Monday, July 8, 2019

Cline's Son: Leonard Lanson Cline III

Louise with her two children 1922

Cline's son was Leonard Lanson Cline III, born in Detroit, Michigan, on 21 November 1916.  As Cline had done for his daughter, so did he also write a poem for his son, probably in 1921, just before the family moved to Baltimore.  The poem reads in part:
Gemini: Castor

That night Dick* came, and first you heard him play,
Did Beauty speak that night, and did you hear?
We saw you falter in your mimic fray,
Let fall your toys, and turn your eyes away,
Enchanted, yet abashed, and venture near;

We saw you stand, and saw your spirit rise
As winged to strange new heights, a little boy
With towsled yellow hair and wondering eyes,
And in them what a trouble of surprise,
What rapture of inexplicable joy! 

After his parent's divorce in 1924, young Leonard occasionally sent his father some poems he had written.  His father responded to one of these with a poem of his own, later printed in After-Walker (1930) as "Variation on a Theme of My Son's."

In January 1929, young Leonard's father died.

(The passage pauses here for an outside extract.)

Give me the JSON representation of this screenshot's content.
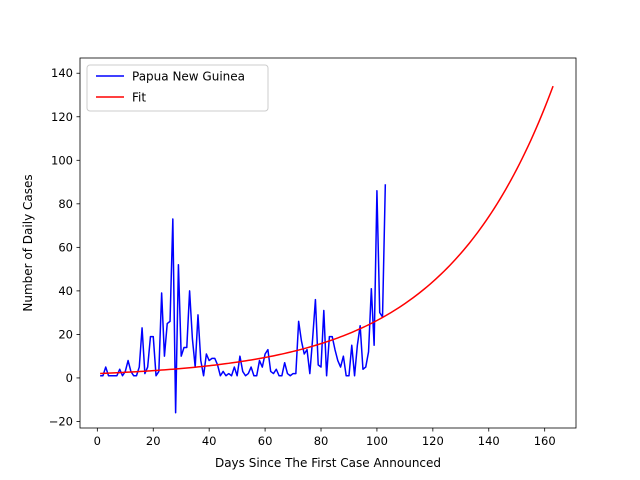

In March, his maternal grandfather Thomas Smurthwaite died in Manistee, Michigan. Louise and the children went to Manistee to grieve and to recuperate. But young Leonard contracted spinal meningitis and died in Manistee on 25 July 1929, aged twelve. Louise and Mary Louise felt that their entire world had been shattered. 


* Dick was Dick Mount, a family friend and fellow newspaperman in Detroit.